Necesitaba a los chicos para que lo ayudaran a construir, y no podía dejar a Suzara en la ciudad, como había hecho Villiam con su Karsha. Pese a todo, quizá su esposa muriera allí, Marsember no era más que cuatro casas destartaladas, sostenidas sobre un montón de columnas para salvarse de la humedad, pero al menos había gente con la que hablar. Quizá debieron quedarse allí, y quizá deberían volver. Claro que también podrían seguir más hacia el este, a Sembia. Los del sudeste de Chondath eran propietarios de esas poblaciones, aunque se decía que también había algunos del este.
O al norte.

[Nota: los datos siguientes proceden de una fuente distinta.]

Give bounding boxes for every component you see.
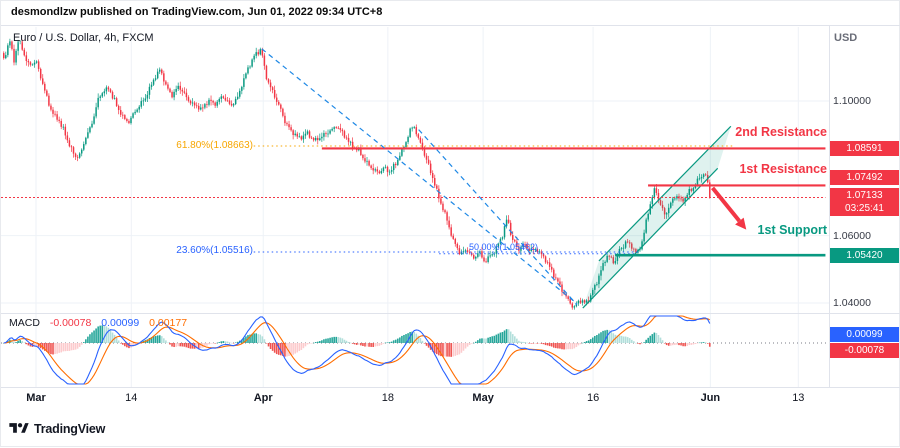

Había oído de los hombres que había allí que, al parecer, habían llegado a un acuerdo con los elfos para que colonizaran las tierras vacías. Un reino lleno de habitantes... aunque era un lugar duro, virgen, donde había poco que comprar o compartir, no había ropa cara, ni vino, ni buena compañía de la que disfrutar. No obstante, quizá debiera tranquilizar a Suzara. Tal vez habían ido demasiado lejos al pensar que podrían prescindir de la cercanía de una granja, de una población, de un puñado de seres humanos.
Puede que cuando llegaran Karsha y la hermana mayor de Villiam, Medaly, las cosas mejoraran. Quizás a partir de mañana, se dijo en silencio aquella noche, las cosas fueran mejor.